AI-SPM. AI Security Posture Management. It's one of the hottest terms in cybersecurity right now, and for good reason: AI is everywhere, the risks are real, and security teams are looking for answers. Vendors across the industry have been quick to stake their claim on the term - and just as quick to define it in ways that conveniently align with their existing products.
But here's the uncomfortable truth: most of what's being marketed as AI SPM today only addresses a narrow slice of the actual AI risk organizations face. And the risks that matter most to your day-to-day security posture? They're largely being ignored.
This post breaks down what AI SPM really means, where the industry's definition falls short, and what a more complete approach actually looks like.
How the Industry Is Defining AI SPM
Walk through the published definitions from today's major security vendors, and a clear pattern emerges.
Wiz describes AI SPM as a solution that "secures AI models, pipelines, data, and services," helping organizations safely integrate AI into their cloud environments.
CrowdStrike frames AI SPM as identifying and fixing vulnerabilities "across the entire AI model lifecycle, from AI systems in containers to the runtime infrastructure where models are trained and deployed."
When Palo Alto Networks mentions AI SPM, it discusses the AI development lifecycle and DevSecOps integration.
When Zscaler talks about AI SPM, they mention asset management and governance at the infrastructure level.
These descriptions all sound different on the surface.
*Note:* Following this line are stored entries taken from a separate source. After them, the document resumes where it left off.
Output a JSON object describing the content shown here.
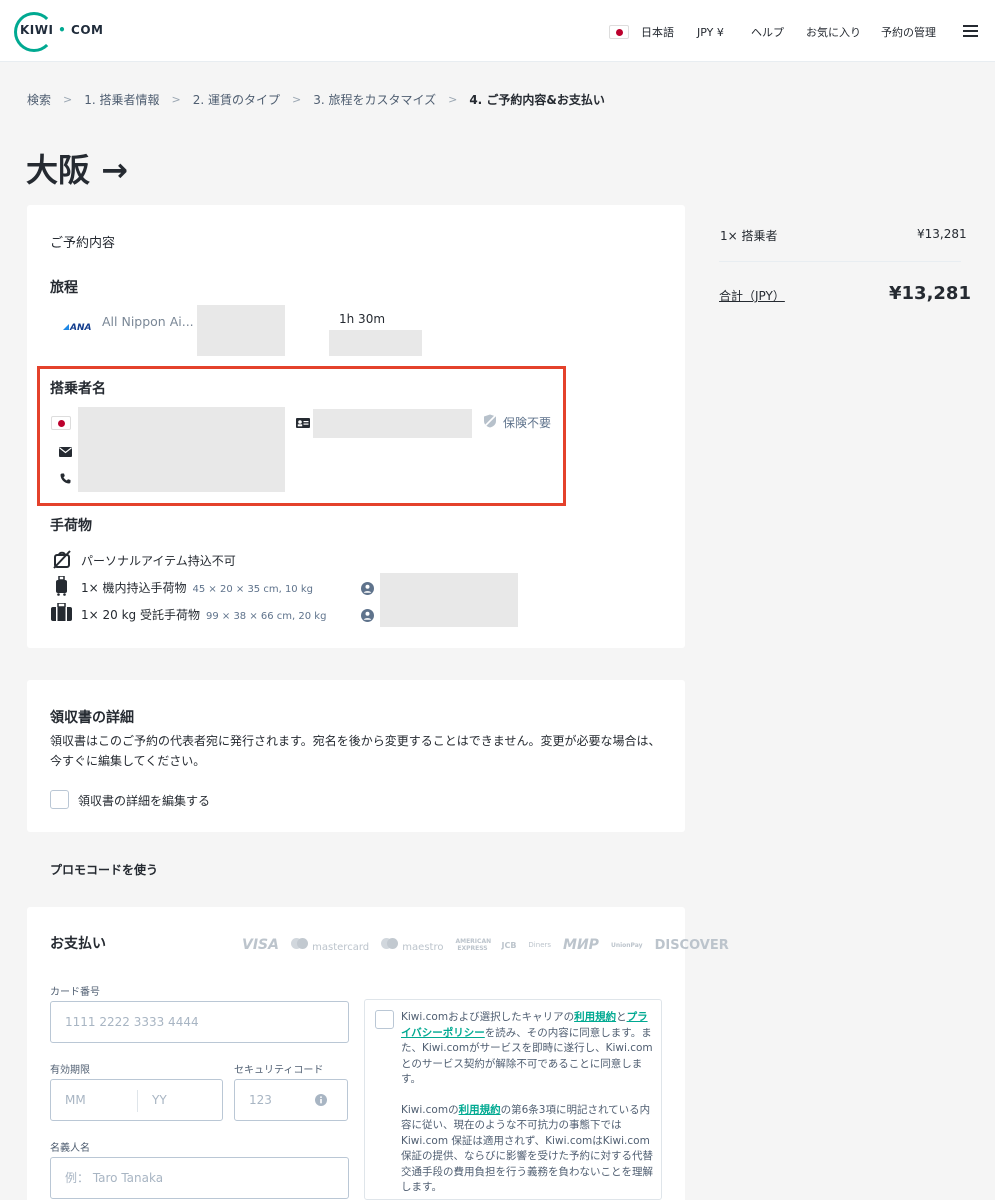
{
  "header": {
    "logo": "KIWI",
    "logo_dot": "•",
    "logo_suffix": "COM",
    "language": "日本語",
    "currency": "JPY ¥",
    "help": "ヘルプ",
    "favorites": "お気に入り",
    "manage_booking": "予約の管理"
  },
  "breadcrumb": {
    "items": [
      "検索",
      "1. 搭乗者情報",
      "2. 運賃のタイプ",
      "3. 旅程をカスタマイズ",
      "4. ご予約内容&お支払い"
    ],
    "separator": ">"
  },
  "page_title": "大阪 →",
  "booking": {
    "title": "ご予約内容",
    "itinerary_title": "旅程",
    "airline_logo": "ANA",
    "airline": "All Nippon Ai...",
    "duration": "1h 30m",
    "passenger_title": "搭乗者名",
    "insurance": "保険不要",
    "baggage_title": "手荷物",
    "baggage": [
      {
        "label": "パーソナルアイテム持込不可",
        "note": ""
      },
      {
        "label": "1× 機内持込手荷物",
        "note": "45 × 20 × 35 cm, 10 kg"
      },
      {
        "label": "1× 20 kg 受託手荷物",
        "note": "99 × 38 × 66 cm, 20 kg"
      }
    ]
  },
  "receipt": {
    "title": "領収書の詳細",
    "description": "領収書はこのご予約の代表者宛に発行されます。宛名を後から変更することはできません。変更が必要な場合は、今すぐに編集してください。",
    "edit_label": "領収書の詳細を編集する"
  },
  "promo": {
    "label": "プロモコードを使う"
  },
  "payment": {
    "title": "お支払い",
    "card_brands": [
      "VISA",
      "mastercard",
      "maestro",
      "AMERICAN EXPRESS",
      "JCB",
      "Diners",
      "МИР",
      "UnionPay",
      "DISCOVER"
    ],
    "card_number_label": "カード番号",
    "card_number_placeholder": "1111 2222 3333 4444",
    "expiry_label": "有効期限",
    "mm_placeholder": "MM",
    "yy_placeholder": "YY",
    "cvc_label": "セキュリティコード",
    "cvc_placeholder": "123",
    "holder_label": "名義人名",
    "holder_placeholder": "例： Taro Tanaka",
    "terms_p1_a": "Kiwi.comおよび選択したキャリアの",
    "terms_p1_link1": "利用規約",
    "terms_p1_b": "と",
    "terms_p1_link2": "プライバシーポリシー",
    "terms_p1_c": "を読み、その内容に同意します。また、Kiwi.comがサービスを即時に遂行し、Kiwi.comとのサービス契約が解除不可であることに同意します。",
    "terms_p2_a": "Kiwi.comの",
    "terms_p2_link": "利用規約",
    "terms_p2_b": "の第6条3項に明記されている内容に従い、現在のような不可抗力の事態下ではKiwi.com 保証は適用されず、Kiwi.comはKiwi.com 保証の提供、ならびに影響を受けた予約に対する代替交通手段の費用負担を行う義務を負わないことを理解します。"
  },
  "summary": {
    "passenger_label": "1× 搭乗者",
    "passenger_price": "¥13,281",
    "total_label": "合計（JPY）",
    "total_price": "¥13,281"
  },
  "colors": {
    "accent": "#00a991",
    "highlight": "#e4412b",
    "text": "#252a31",
    "muted": "#5f738c"
  }
}
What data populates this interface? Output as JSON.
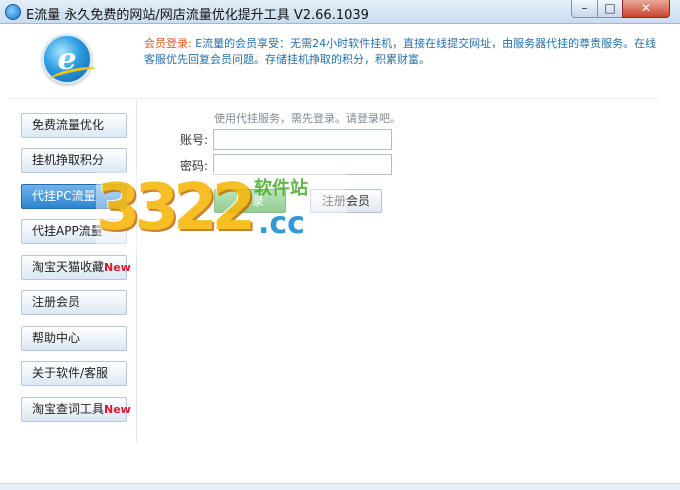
{
  "window": {
    "title": "E流量 永久免费的网站/网店流量优化提升工具 V2.66.1039",
    "min_glyph": "–",
    "max_glyph": "□",
    "close_glyph": "✕"
  },
  "header": {
    "logo_letter": "e",
    "notice_label": "会员登录:",
    "notice_text": "E流量的会员享受：无需24小时软件挂机，直接在线提交网址，由服务器代挂的尊贵服务。在线客服优先回复会员问题。存储挂机挣取的积分，积累财富。"
  },
  "sidebar": {
    "items": [
      {
        "label": "免费流量优化",
        "new": ""
      },
      {
        "label": "挂机挣取积分",
        "new": ""
      },
      {
        "label": "代挂PC流量",
        "new": ""
      },
      {
        "label": "代挂APP流量",
        "new": ""
      },
      {
        "label": "淘宝天猫收藏",
        "new": "New"
      },
      {
        "label": "注册会员",
        "new": ""
      },
      {
        "label": "帮助中心",
        "new": ""
      },
      {
        "label": "关于软件/客服",
        "new": ""
      },
      {
        "label": "淘宝查词工具",
        "new": "New"
      }
    ],
    "active_index": 2
  },
  "login": {
    "hint": "使用代挂服务，需先登录。请登录吧。",
    "account_label": "账号:",
    "password_label": "密码:",
    "account_value": "",
    "password_value": "",
    "login_button": "登 录",
    "register_button": "注册会员"
  },
  "watermark": {
    "number": "3322",
    "suffix": ".cc",
    "site": "软件站"
  },
  "colors": {
    "accent_blue": "#2e83cf",
    "notice_label": "#e25c1e",
    "new_badge": "#e0162b",
    "login_green": "#38a43b"
  }
}
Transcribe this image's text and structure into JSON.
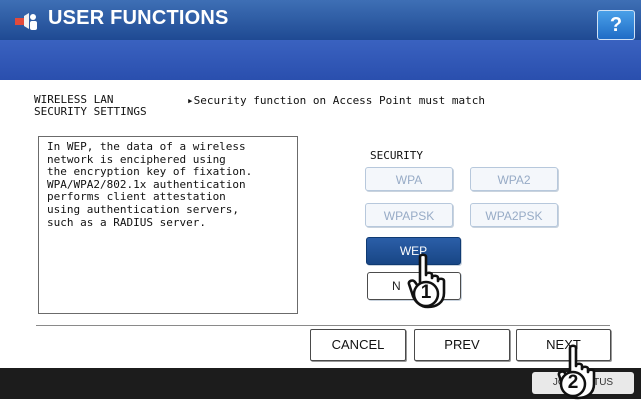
{
  "header": {
    "title": "USER FUNCTIONS",
    "help_label": "?"
  },
  "setting": {
    "label": "WIRELESS LAN\nSECURITY SETTINGS",
    "notice": "▸Security function on Access Point must match"
  },
  "description": "In WEP, the data of a wireless\nnetwork is enciphered using\nthe encryption key of fixation.\nWPA/WPA2/802.1x authentication\nperforms client attestation\nusing authentication servers,\nsuch as a RADIUS server.",
  "security": {
    "label": "SECURITY",
    "options": [
      "WPA",
      "WPA2",
      "WPAPSK",
      "WPA2PSK",
      "WEP",
      "NONE"
    ],
    "selected": "WEP",
    "none_visible_text": "N"
  },
  "buttons": {
    "cancel": "CANCEL",
    "prev": "PREV",
    "next": "NEXT"
  },
  "footer": {
    "job_status": "JOB STATUS"
  },
  "steps": [
    "1",
    "2"
  ],
  "colors": {
    "titlebar": "#2a5aa4",
    "selected": "#1f4f93",
    "accent": "#1f6cc6"
  }
}
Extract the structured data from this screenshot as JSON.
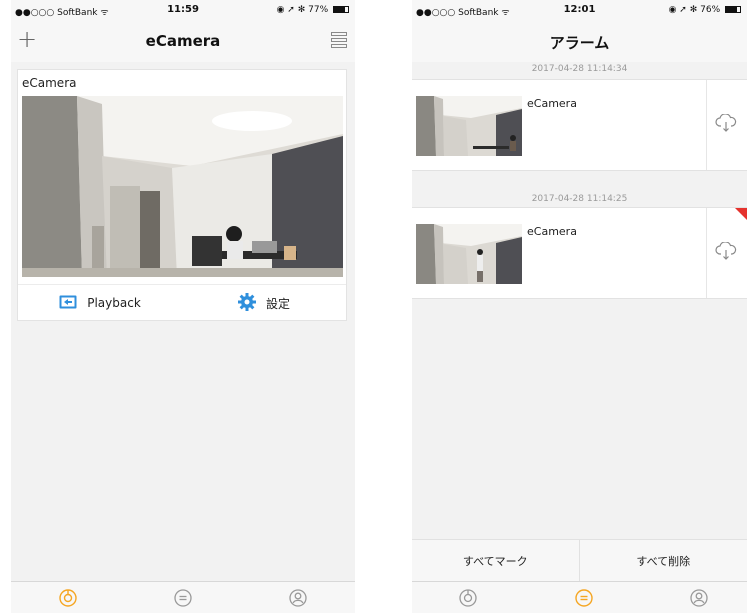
{
  "left": {
    "status": {
      "carrier": "●●○○○ SoftBank ᯤ",
      "time": "11:59",
      "right": "◉ ➚ ✻ 77%",
      "battery": 0.77
    },
    "nav_title": "eCamera",
    "camera_card": {
      "title": "eCamera",
      "playback_label": "Playback",
      "settings_label": "設定"
    }
  },
  "right": {
    "status": {
      "carrier": "●●○○○ SoftBank ᯤ",
      "time": "12:01",
      "right": "◉ ➚ ✻ 76%",
      "battery": 0.76
    },
    "nav_title": "アラーム",
    "alarms": [
      {
        "timestamp": "2017-04-28 11:14:34",
        "name": "eCamera",
        "unread": false
      },
      {
        "timestamp": "2017-04-28 11:14:25",
        "name": "eCamera",
        "unread": true
      }
    ],
    "mark_all_label": "すべてマーク",
    "delete_all_label": "すべて削除"
  },
  "colors": {
    "accent": "#f5a623",
    "link_blue": "#2f8fdc",
    "unread_flag": "#e5322d"
  },
  "tabs": [
    "camera-tab-icon",
    "message-tab-icon",
    "profile-tab-icon"
  ]
}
But dig into the details, and they're all saying the same thing: misconfiguration management for AI applications and infrastructure. Identify bad settings, fix them, monitor for drift. That's it.
That's a real problem worth solving - but it's only one piece of the puzzle. And calling it AI SPM implies a level of coverage that simply isn't there.
SPM stands for security posture management - but every organization's security posture looks different. It depends on their business model, their tech stack, their headcount, and the nature of their data. A definition of AI SPM that only addresses infrastructure misconfigurations ignores everything happening at the layer where most employees actually interact with AI every day.
What's consistently left out of these definitions is the mention of the SaaS layer. The SaaS environments (Google Workspace, M365), AI assistants (Gemini, Copilot), collaboration tools (Box), CRM’s (Salesforce), communication channels (Slack), and enterprise LLMs (ChatGPT, Claude, etc.) that your employees use every single day.
That's where the vast majority of AI risk actually lives for most organizations - and almost no one is addressing it.
Where the Real AI Risk Lives
AI security is a broad discipline. But for most security and IT teams, SaaS is equally as important as their model pipelines or cloud infrastructure, but when it comes to AI security, SaaS often gets overlooked.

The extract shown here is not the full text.